The following is a commentary. Mark Holmberg’s views and opinions do not represent those of WTVR.
RICHMOND, Va. — To those calling for the demolition of our Confederate monuments and symbols, why not start by tearing down the monuments to racism and division that are killing people TODAY? Richmond’s housing projects are 60- to 70-year-old failed social experiments that isolate and concentrate poor blacks and put them at such a disadvantage, it’s no wonder some turn to crime and violence.
This concentrated poverty festers all across the country – Ferguson, Baltimore, Detroit, Memphis, Chicago – inner cities where most of the nation’s murders occur. As the “Black Lives Matter”protesters gathered at the Jefferson Davis monument, another black life that didn’t register ended in Gilpin Court.
Why not rally for blended housing vouchers and tear down the projects? Why not rush to follow other cities creatively mixing their poorest citizens into healthy neighborhoods? (Ironically, Charleston is one of them.) No? Not as sexy as bickering over symbols?
Listen, words matter. This current movement should be called “Some Black Lives Matter.” Clearly, we didn’t care about most of them.
Not 34-year-old Dante Suber, who breathed his last in Gilpin Court last week.
Not the 140 who have been murdered in Baltimore this year.
Not the blacks killed in the other church massacre.
Not the vast majority of unnamed blacks who make up the bulk of our nation’s mountain of murders.
They get a few paragraphs or words in the news. Not national rallies and protests. But they should matter.
They are the monuments to us not caring about the poorest among us, about an 80-plus percent illegitimacy rate in our nation’s cities, about concentrated poverty and dysfunction making inner-city schools among the poorest in the land, about saddling legions of poor children with nearly impossible hills to climb.
Gilpin Court – one of the six biggies in Richmond – was dedicated in 1943 as a “slum-clearance project” by the paternalistic white power structure at the time.
Nearly all the lease-holders are single mothers and grandmothers. Many of the men visiting are trespassing. They are built like military barracks, or prisons.
The children growing up there see the worst life has to offer, including murder. I have written numerous stories about the children who have been maimed by gun battles there and the other projects. Most of them have seen a dead body. Don’t their lives matter?
Most of you wouldn’t dream of letting your child set foot in there, let alone call it home.
As I have written many times, every taxpayer should be arrested for child endangerment for supporting this kind o f environment. Those who shout loudest about tearing down those monuments and symbols: please go have a look at the real monuments to racism, isolation and economic slavery.

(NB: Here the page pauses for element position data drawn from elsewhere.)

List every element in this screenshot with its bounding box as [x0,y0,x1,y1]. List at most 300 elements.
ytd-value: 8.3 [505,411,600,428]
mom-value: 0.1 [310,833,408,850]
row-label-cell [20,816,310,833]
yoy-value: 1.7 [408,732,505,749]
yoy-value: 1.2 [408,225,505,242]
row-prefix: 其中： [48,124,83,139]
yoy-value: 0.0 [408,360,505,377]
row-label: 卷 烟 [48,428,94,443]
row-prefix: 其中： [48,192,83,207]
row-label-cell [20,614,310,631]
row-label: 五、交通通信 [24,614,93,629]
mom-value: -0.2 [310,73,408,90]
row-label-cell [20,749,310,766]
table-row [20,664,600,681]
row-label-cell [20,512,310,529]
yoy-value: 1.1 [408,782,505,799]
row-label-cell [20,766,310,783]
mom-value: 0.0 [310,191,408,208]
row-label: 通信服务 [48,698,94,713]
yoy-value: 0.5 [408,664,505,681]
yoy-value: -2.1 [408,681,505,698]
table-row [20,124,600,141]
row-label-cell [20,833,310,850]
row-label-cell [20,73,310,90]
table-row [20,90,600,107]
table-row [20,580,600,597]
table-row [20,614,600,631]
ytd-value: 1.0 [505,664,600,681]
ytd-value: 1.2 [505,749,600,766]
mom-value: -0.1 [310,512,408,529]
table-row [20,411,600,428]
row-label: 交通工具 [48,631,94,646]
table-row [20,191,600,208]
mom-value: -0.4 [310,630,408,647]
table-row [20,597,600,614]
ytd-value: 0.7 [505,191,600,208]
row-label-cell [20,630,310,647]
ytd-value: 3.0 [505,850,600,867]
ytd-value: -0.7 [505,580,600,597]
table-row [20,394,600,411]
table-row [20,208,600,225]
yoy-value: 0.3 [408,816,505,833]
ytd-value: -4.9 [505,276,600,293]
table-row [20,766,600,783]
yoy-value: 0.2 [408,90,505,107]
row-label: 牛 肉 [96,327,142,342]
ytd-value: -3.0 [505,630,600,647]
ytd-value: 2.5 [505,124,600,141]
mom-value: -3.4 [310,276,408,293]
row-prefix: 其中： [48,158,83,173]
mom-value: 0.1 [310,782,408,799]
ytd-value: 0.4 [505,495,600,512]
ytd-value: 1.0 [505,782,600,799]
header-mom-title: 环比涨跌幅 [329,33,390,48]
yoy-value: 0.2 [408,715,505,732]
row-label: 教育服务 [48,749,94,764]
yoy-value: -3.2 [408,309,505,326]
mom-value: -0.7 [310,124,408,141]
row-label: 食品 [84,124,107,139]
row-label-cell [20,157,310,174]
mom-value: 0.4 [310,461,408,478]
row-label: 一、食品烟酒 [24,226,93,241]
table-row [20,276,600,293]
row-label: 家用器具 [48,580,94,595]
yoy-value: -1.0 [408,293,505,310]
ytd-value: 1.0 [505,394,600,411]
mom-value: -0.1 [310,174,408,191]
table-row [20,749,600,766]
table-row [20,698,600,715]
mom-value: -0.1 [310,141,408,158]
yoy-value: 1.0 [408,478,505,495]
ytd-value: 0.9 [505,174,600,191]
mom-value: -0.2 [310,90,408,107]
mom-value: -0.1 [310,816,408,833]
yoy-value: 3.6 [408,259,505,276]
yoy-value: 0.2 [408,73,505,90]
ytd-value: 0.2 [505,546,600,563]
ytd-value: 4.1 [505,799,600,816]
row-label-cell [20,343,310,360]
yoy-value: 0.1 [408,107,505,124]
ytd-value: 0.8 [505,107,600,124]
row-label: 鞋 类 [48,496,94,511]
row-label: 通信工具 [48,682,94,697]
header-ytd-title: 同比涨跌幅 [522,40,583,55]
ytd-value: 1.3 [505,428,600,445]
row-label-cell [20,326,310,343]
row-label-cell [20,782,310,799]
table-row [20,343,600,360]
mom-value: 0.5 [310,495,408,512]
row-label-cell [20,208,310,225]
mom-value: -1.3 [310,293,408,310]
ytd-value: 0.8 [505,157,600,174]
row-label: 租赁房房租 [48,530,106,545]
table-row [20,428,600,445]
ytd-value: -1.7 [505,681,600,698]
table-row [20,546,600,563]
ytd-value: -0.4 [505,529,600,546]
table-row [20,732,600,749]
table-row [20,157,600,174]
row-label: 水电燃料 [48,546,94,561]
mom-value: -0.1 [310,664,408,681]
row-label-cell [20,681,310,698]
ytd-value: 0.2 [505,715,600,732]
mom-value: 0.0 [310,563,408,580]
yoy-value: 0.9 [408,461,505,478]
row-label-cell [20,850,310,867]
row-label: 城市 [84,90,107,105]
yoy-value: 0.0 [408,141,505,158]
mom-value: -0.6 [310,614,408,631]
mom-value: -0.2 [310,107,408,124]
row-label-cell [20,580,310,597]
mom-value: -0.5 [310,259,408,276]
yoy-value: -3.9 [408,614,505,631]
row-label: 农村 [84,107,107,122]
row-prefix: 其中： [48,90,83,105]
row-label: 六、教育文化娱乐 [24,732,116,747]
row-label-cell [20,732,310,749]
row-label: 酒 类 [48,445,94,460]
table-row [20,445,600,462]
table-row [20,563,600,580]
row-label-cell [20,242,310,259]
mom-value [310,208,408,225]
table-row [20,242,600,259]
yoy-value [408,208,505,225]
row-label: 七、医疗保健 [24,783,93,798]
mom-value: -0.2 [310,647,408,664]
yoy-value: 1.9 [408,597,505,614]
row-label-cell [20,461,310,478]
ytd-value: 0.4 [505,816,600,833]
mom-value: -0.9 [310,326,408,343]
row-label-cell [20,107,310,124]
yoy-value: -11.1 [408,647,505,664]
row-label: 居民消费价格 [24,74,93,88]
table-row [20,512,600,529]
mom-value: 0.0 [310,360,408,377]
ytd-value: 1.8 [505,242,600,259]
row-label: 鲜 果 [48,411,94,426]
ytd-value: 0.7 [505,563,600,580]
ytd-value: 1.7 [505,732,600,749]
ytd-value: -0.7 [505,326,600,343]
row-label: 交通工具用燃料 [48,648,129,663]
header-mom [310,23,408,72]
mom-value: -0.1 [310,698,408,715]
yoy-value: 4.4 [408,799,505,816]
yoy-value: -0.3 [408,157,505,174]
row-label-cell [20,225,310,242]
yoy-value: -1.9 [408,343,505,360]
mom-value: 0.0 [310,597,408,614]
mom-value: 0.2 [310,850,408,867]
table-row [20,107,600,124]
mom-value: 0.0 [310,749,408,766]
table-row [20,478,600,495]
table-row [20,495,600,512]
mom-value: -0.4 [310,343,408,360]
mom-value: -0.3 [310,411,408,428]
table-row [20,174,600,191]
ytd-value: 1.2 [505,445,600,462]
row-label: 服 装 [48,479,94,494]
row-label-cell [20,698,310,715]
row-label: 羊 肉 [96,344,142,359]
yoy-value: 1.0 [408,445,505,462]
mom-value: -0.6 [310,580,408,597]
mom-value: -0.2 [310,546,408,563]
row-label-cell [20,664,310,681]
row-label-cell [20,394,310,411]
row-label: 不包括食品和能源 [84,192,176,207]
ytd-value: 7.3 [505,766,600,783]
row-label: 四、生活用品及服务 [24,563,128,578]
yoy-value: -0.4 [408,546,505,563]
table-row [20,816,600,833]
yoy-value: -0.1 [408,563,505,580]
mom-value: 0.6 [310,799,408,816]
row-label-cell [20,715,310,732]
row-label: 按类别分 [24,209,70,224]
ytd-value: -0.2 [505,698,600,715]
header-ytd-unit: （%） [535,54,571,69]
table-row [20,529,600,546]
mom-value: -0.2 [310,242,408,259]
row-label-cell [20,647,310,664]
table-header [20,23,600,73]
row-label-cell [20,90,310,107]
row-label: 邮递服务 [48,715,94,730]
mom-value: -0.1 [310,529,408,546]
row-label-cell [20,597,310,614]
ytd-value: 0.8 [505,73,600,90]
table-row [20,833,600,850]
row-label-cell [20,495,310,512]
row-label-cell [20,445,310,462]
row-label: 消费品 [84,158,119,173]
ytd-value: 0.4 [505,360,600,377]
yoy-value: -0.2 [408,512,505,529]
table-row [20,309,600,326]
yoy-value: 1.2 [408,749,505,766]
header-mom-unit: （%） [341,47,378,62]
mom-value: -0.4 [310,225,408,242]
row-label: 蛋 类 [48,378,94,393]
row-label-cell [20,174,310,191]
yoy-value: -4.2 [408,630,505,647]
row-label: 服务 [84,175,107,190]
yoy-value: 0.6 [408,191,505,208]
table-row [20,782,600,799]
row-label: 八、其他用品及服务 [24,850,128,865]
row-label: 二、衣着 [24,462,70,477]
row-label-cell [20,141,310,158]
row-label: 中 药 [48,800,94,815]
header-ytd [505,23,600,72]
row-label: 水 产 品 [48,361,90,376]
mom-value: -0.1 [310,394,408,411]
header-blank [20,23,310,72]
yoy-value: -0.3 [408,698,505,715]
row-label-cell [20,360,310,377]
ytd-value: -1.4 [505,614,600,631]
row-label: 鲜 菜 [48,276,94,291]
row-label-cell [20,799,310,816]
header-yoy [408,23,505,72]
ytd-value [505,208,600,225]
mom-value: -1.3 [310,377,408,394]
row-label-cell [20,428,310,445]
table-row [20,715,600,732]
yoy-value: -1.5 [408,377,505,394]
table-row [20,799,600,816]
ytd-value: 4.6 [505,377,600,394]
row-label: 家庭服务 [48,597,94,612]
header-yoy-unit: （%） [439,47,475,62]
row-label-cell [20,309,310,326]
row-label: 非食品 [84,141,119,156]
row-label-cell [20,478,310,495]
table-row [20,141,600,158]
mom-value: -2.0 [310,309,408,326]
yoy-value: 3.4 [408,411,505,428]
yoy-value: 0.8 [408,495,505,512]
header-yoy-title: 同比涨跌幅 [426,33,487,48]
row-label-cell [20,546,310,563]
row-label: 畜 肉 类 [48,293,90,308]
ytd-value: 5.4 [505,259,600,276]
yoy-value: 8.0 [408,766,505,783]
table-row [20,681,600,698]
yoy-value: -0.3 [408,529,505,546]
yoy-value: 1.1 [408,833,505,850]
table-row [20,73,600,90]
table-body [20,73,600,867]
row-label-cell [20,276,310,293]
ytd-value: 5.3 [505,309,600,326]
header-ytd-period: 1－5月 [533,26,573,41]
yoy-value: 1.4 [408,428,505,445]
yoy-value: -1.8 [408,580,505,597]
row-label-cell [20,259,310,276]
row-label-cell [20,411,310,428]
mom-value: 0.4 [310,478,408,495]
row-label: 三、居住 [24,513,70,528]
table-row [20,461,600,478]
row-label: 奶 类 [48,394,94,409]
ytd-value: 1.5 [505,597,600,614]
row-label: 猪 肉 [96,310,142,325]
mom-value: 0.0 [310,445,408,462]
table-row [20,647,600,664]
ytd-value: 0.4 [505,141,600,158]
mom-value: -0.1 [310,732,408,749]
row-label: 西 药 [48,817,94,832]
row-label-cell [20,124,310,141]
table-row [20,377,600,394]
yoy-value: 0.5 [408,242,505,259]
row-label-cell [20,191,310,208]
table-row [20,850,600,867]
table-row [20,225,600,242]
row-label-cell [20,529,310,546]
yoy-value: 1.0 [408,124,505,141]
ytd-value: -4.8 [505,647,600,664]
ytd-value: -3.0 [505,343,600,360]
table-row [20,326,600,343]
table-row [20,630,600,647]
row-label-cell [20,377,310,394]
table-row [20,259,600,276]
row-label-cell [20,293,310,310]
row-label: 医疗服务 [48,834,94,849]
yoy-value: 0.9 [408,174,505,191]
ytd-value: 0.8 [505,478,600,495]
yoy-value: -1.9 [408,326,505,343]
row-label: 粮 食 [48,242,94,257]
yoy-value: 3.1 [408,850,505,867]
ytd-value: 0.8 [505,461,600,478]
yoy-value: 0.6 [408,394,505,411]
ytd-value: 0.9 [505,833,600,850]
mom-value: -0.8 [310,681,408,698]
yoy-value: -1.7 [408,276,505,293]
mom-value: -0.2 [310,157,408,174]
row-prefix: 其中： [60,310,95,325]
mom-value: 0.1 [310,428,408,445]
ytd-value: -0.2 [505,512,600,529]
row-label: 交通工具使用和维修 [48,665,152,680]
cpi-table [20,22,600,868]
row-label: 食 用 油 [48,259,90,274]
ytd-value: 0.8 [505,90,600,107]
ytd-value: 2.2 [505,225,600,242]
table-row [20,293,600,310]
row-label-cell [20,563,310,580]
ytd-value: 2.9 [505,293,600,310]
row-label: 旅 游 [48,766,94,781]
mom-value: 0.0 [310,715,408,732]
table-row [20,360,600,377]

Yes, Mayor Dwight Jones gets it.
A decade-old plan to redevelop Gilpin is oh-so slowly unfolding. The tiny Dove Court has already been redone, praise be.
But even if we finally get to work on Gilpin, that leaves Mosby, Creighton, Fairfield, Whitcomb and Hillside courts.
Go ahead, vote to demolish our Confederate statues and to remove other symbols. Have at it! But I find it amazing there’s all this passion and anger to immediately get to work on eradicating these old symbols when real-time suffering, isolation and death grinds away for people who don’t seem to matter.
Here’s what I know: you can remove every Confederate flag, monument, symbol, school name and street sign, and the body count in the ‘hood will keep on keepin’ on.
This commentary does not represent the views and opinions of WTVR.